Tegenwoordig ondersteunt de Datastore API alleen use-cases voor één gebruiker, maar scenario's voor meerdere gebruikers zijn in de toekomst van Dropbox.
Laten we beginnen met bespreken welke datastores zijn. Je kunt ze zien als een kleine database om sleutel / waarde informatieparen bij te houden. U kunt nu zeggen dat uw toepassing een webservice met een database kan gebruiken en uw gegevens op alle apparaten hetzelfde zijn, en hoewel dit waar is, nemen we met behulp van de Datastore API de overhead weg van het verwerken van een back-up einde dienst.
Met dit in gedachten kunnen applicaties die geen grote hoeveelheid gebruikersgegevens hoeven te bewaren en geen zware verwerking vereisen, het databasebeheer delegeren aan Dropbox en vergeten om het handmatig te verwerken. Neem bijvoorbeeld een spel met meerdere platforms. Je zou de gebruiker willen toestaan om hem 's morgens op zijn iPad te spelen, aan het werk te gaan en terwijl hij in het verkeer is, door te spelen op zijn iPhone. In dit scenario zou u normaal gesproken die gebruiker nodig hebben om zich aan te melden bij het systeem, ze te spelen en vervolgens hun voortgang op te slaan.
Nu met de Datastore API kun je het hele aanmeldproces en de overhead van het verwerken van de voortgangsgegevens vergeten, je gebruikt gewoon de meegeleverde SDK en slaat de informatie op die je wilt opslaan, later die dag wanneer je gebruiker je applicatie opent vanuit een andere Dropbox verbonden apparaat kunt u eenvoudig hun informatie ophalen.
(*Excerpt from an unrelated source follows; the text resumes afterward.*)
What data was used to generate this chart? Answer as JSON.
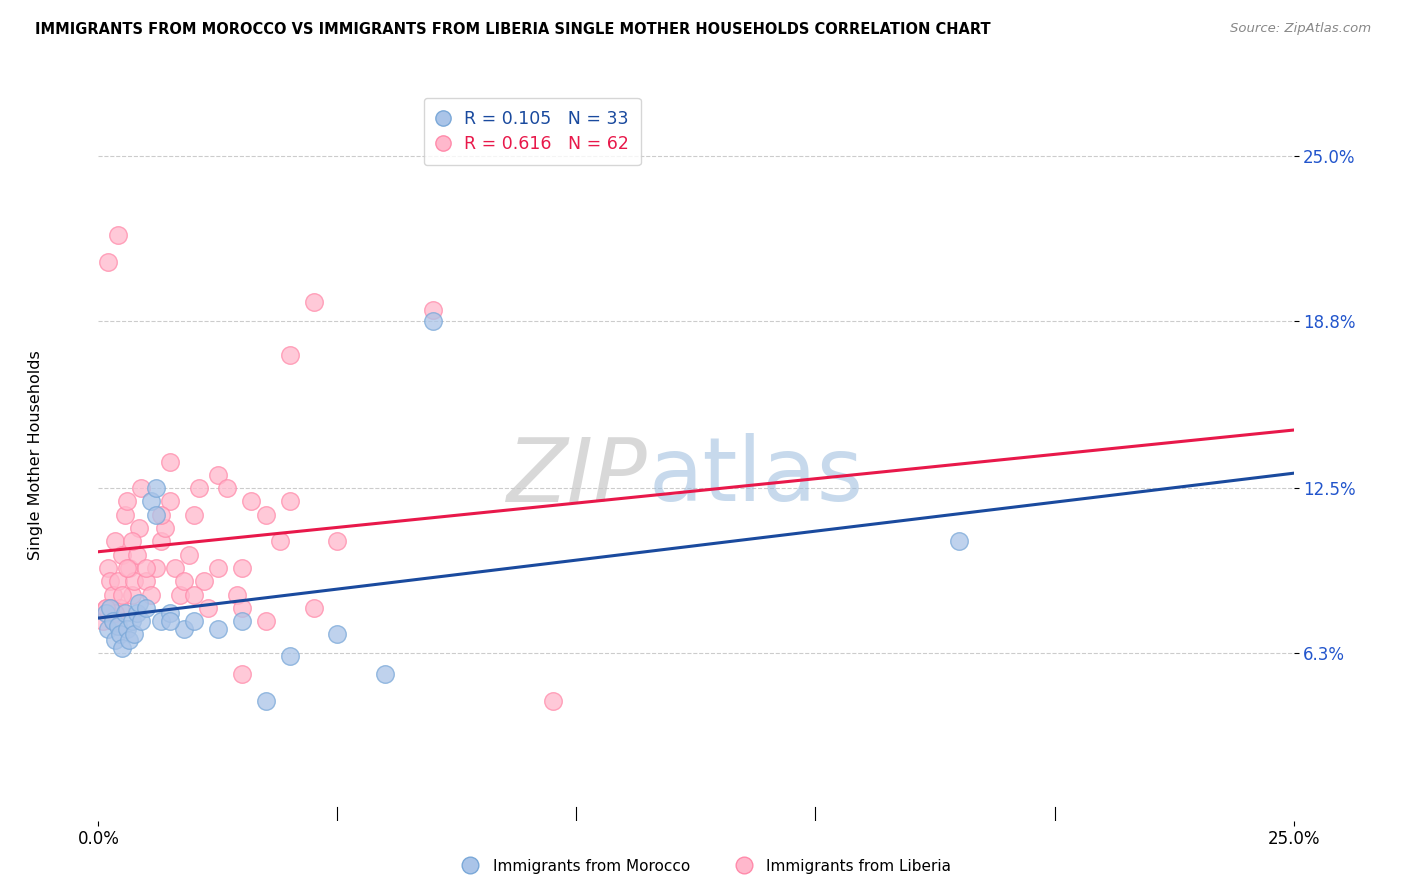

In dit geval behandelt Dropbox de opslag, beveiliging en privacy van de informatie.
Hoewel vanaf nu de Datastore API alleen use-cases voor één gebruiker ondersteunt. Volgens Dropboxer Steve M. zijn scenario's voor meerdere gebruikers van plan voor Dropbox.
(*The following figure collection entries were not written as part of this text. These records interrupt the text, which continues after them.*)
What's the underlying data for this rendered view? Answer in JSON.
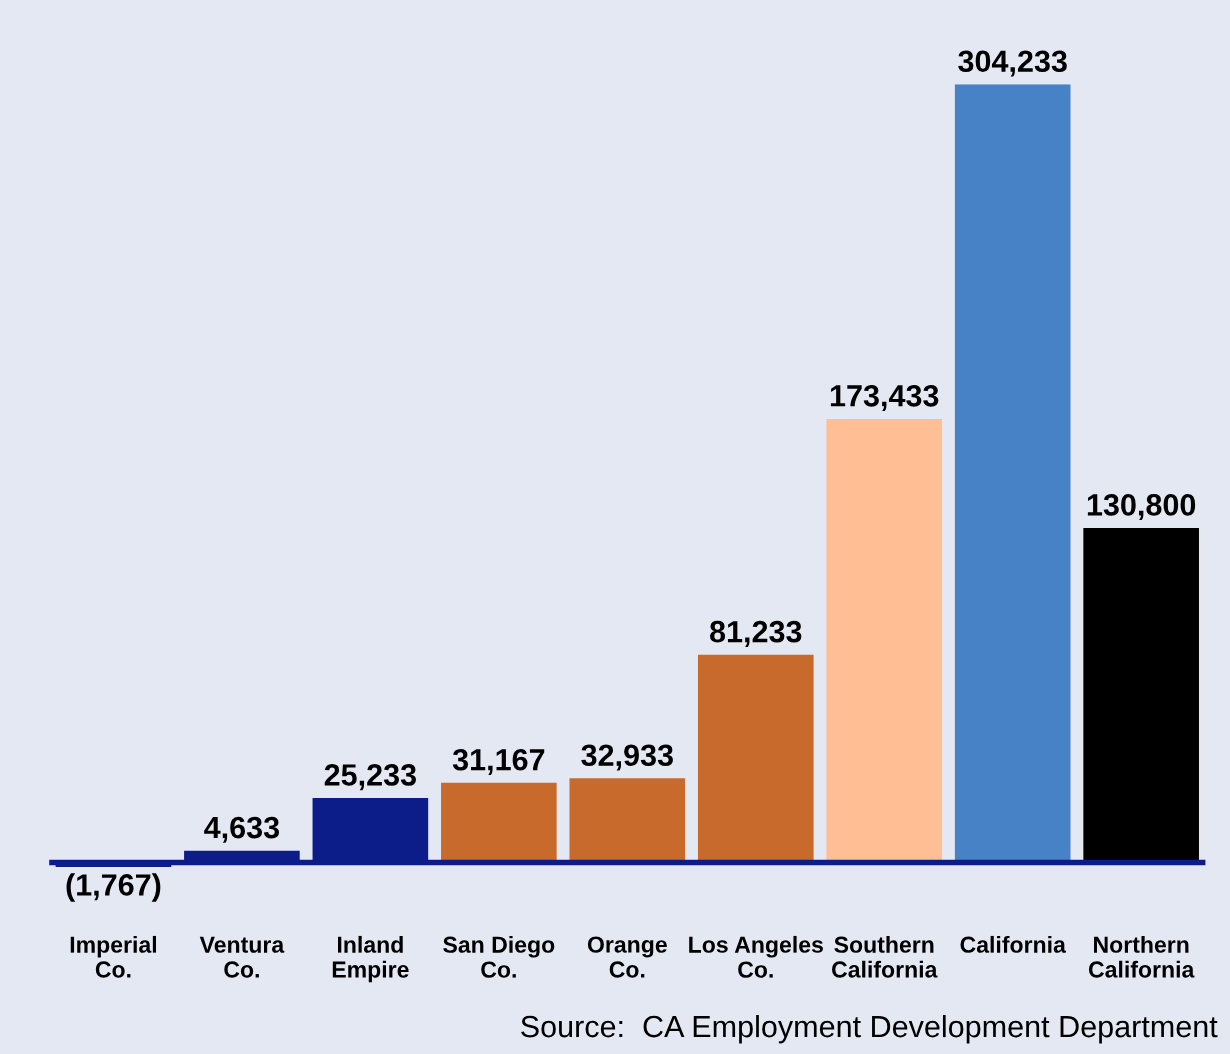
{
  "chart_data": {
    "type": "bar",
    "categories": [
      "Imperial\nCo.",
      "Ventura\nCo.",
      "Inland\nEmpire",
      "San Diego\nCo.",
      "Orange\nCo.",
      "Los Angeles\nCo.",
      "Southern\nCalifornia",
      "California",
      "Northern\nCalifornia"
    ],
    "values": [
      -1767,
      4633,
      25233,
      31167,
      32933,
      81233,
      173433,
      304233,
      130800
    ],
    "colors": [
      "#0c1c88",
      "#0c1c88",
      "#0c1c88",
      "#c86a2c",
      "#c86a2c",
      "#c86a2c",
      "#ffbe94",
      "#4782c6",
      "#000000"
    ],
    "value_labels": [
      "(1,767)",
      "4,633",
      "25,233",
      "31,167",
      "32,933",
      "81,233",
      "173,433",
      "304,233",
      "130,800"
    ],
    "tick_labels": "x",
    "annotations": [
      "Source:  CA Employment Development Department"
    ]
  }
}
Als je ooit een JavaScript-framework / -bibliotheek hebt gebruikt en in voorbeeldtoepassingen bent gekomen, is de kans groot dat in een van die apps een TODO-app van een of andere vorm bestond. Dus, in de geest van het consistent houden van dingen en het demonstreren van enkele van de meest voorkomende functies, laten we een TODO-app bouwen met de Dropbox Datastore API.
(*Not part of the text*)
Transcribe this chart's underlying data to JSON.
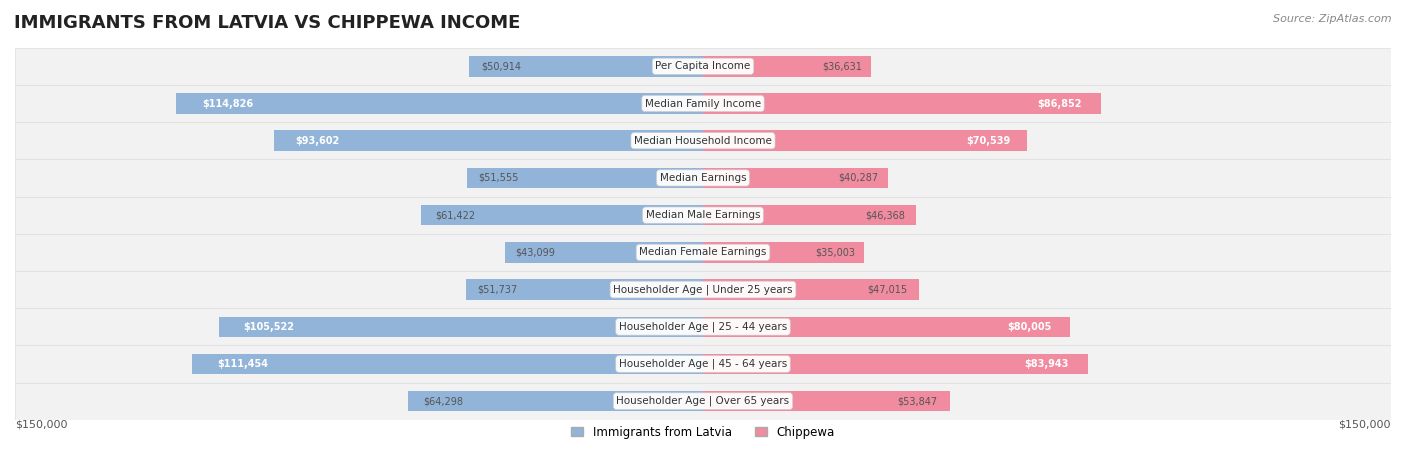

Aangezien dit een tutorial is over de Dropbox-functionaliteiten die aan ontwikkelaars worden aangeboden, zal ik niet de HTML of de CSS in de applicatie uitleggen, je kunt die vinden in de bestanden bij deze tutorial.
Allereerst moeten we net als bij de meeste openbare API's een nieuwe applicatie binnen het systeem maken. Log hiervoor in op je Dropbox-account en ga naar de App Console. Klik op "Create app", kiezen "Dropbox API-app" en "Datastores alleen" en geef je app eindelijk een naam.
Je komt misschien in de verleiding om te selecteren "Bestanden en datastores", Als uw toepassing deze machtiging echter niet gebruikt, wordt deze bij het aanvragen van de productiestatus geweigerd, en houdt u zich aan het Dropbox-beleid voor elke toepassing die u maakt.
Nu heb je een nieuwe applicatie in Dropbox en kun je beginnen met het gebruik van de Datastore API (en andere bronnen). Om dit te doen, heeft u uw App-sleutel. Als u de JavaScript-SDK gebruikt, zoals we in deze zelfstudie zullen doen, heeft u uw App Secret (houd deze string geheim).
We gaan de JavaScript-SDK van Dropbox gebruiken voor interactie met de Datastore API. Om het te installeren, voegt u gewoon de volgende scriptverklaring toe aan uw HTML-document bovenstaande het script voor je applicatie.
Onze applicatie zal een enkel JavaScript-bestand zijn onder de "Js"
map. Maak een nieuw "App.js"
bestand met de volgende code:
var client = nieuwe Dropbox.Client (key: YOUR_DROPBOX_APP_KEY), TodosApp = TodosApp || todosList: null, init: function () , checkClient: function () , createTodo: function (e) , updateTodos: function () ; $ ('document') .ready (TodosApp.init);
Wat dit doet, is een nieuw Dropbox Client-object maken met de app-sleutel die is verkregen via de app-console. Vervolgens wordt het toepassingsobject gedefinieerd en wanneer alles gereed is, noemen we het in het
methode.
Het eerste wat onze applicatie moet doen, is controleren of we een toegangstoken hebben voor de gebruiker van onze applicatie. Voeg de volgende code toe aan de in het
methode:
client.authenticate (interactive: false, function (error, response) if (error) console.log ('OAuth-fout:' + fout);); TodosApp.checkClient ();
Hier proberen we de gebruiker van de app te verifiëren voor de Dropbox API-server. Door de interactieve
optie om vals
, we vragen de methode om de gebruiker niet door te sturen naar de Dropbox-site voor authenticatie, op deze manier kan onze applicatie de normale stroom voortzetten. We gaan de gebruiker er later handmatig naartoe sturen.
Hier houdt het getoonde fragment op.